Questo è il racconto di uno di quei dodici, ed è liberamente ispirato alla figura di Mario Carrara, medico legale, uno dei primi a rifiutare il freddo censimento con cui Lombroso aveva insegnato a catalogare gli uomini e le anime.
Mentre l’università celebra il concetto della razza, le carriere si fanno con la tessera del partito, gli studenti indossano le camicie nere anche a lezione, Carrara intuisce l’agonia scellerata del Paese e quando il rettore gli comunica data e prescrizioni del giuramento, ossia fedeltà al re e a Mussolini, capisce di non poterlo fare. Non per puntiglio ideologico ma per sentimento di decenza. Perché quel giuramento è anzitutto ridicolo, grottesco, fasullo. In una parola: indecente.
La storia di Mario Carrara è metafora involontaria eppure inevitabile su questo nostro tempo, pervaso da nuovi conformismi e da antiche rassegnazioni».
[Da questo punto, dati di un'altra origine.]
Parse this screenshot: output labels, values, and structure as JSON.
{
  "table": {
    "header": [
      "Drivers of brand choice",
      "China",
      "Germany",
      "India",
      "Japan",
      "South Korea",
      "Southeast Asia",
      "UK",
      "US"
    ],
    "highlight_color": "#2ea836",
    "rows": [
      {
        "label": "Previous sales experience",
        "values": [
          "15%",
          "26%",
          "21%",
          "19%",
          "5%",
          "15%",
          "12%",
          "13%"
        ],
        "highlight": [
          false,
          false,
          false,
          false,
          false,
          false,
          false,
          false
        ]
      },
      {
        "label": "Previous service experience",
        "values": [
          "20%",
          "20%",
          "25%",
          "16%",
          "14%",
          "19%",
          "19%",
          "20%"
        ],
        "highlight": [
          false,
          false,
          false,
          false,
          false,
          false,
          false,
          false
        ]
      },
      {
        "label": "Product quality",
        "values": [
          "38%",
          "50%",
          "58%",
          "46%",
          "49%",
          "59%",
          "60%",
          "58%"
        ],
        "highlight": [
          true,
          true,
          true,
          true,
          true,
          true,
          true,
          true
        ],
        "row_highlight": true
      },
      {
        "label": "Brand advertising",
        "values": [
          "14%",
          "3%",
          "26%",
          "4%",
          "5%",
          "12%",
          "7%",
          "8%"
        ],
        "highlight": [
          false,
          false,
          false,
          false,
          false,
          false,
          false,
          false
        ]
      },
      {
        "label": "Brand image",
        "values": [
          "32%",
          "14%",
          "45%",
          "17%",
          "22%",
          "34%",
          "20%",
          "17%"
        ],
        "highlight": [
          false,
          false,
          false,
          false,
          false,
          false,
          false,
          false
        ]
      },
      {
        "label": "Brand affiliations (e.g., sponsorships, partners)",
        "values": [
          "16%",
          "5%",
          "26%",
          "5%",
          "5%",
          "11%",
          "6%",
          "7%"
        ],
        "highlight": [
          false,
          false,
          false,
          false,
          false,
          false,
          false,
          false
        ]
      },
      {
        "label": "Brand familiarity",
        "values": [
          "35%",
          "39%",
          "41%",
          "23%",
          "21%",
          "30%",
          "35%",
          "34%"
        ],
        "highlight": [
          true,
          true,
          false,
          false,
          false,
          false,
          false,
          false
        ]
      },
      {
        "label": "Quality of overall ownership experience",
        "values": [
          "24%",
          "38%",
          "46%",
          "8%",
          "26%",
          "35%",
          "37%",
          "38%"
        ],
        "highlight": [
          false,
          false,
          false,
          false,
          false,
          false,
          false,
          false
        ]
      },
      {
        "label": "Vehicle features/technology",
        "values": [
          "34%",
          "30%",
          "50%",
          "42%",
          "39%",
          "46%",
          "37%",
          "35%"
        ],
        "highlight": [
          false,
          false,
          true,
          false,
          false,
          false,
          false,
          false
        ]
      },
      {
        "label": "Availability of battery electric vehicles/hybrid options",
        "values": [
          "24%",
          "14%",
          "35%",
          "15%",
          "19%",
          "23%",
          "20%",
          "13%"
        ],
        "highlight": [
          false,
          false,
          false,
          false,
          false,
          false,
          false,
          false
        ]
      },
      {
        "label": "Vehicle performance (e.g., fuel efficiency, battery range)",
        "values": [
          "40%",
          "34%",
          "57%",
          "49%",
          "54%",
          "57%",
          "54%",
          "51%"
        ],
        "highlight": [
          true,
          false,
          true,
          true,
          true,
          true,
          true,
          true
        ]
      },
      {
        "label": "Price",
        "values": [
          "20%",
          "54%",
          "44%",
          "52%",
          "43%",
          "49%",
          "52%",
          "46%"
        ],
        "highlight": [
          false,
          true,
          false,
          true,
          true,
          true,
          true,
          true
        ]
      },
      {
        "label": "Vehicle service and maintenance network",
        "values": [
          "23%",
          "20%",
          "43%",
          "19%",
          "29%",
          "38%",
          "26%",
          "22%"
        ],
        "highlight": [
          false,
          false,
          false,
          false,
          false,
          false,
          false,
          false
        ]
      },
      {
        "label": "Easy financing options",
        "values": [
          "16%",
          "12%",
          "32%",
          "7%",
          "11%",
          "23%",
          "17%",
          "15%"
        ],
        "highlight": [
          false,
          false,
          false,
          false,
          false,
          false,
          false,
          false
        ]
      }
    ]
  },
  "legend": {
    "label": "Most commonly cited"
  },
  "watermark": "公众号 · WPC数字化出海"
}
Claudio Fava (Catania, 1957), giornalista, è inviato per i maggiori magazine italiani. Scrive per il cinema (I cento passi, David di Donatello 2001 per la migliore sceneggiatura), per la televisione (fra le altre, la serie Il capo dei capi) e per il teatro. Tra i suoi libri: Nel nome del padre (1996), Il mio nome è Caino (1997), La notte in cui Victor non cantò (1999), Teresa (2011), Mar del Plata (2013), Prima che la notte (con Michele Gambino, 2014), Il giuramento (2019) e L’isola (con Michele Gambino, 2020). Attivamente impegnato in politica, attualmente è presidente della Commissione Antimafia siciliana.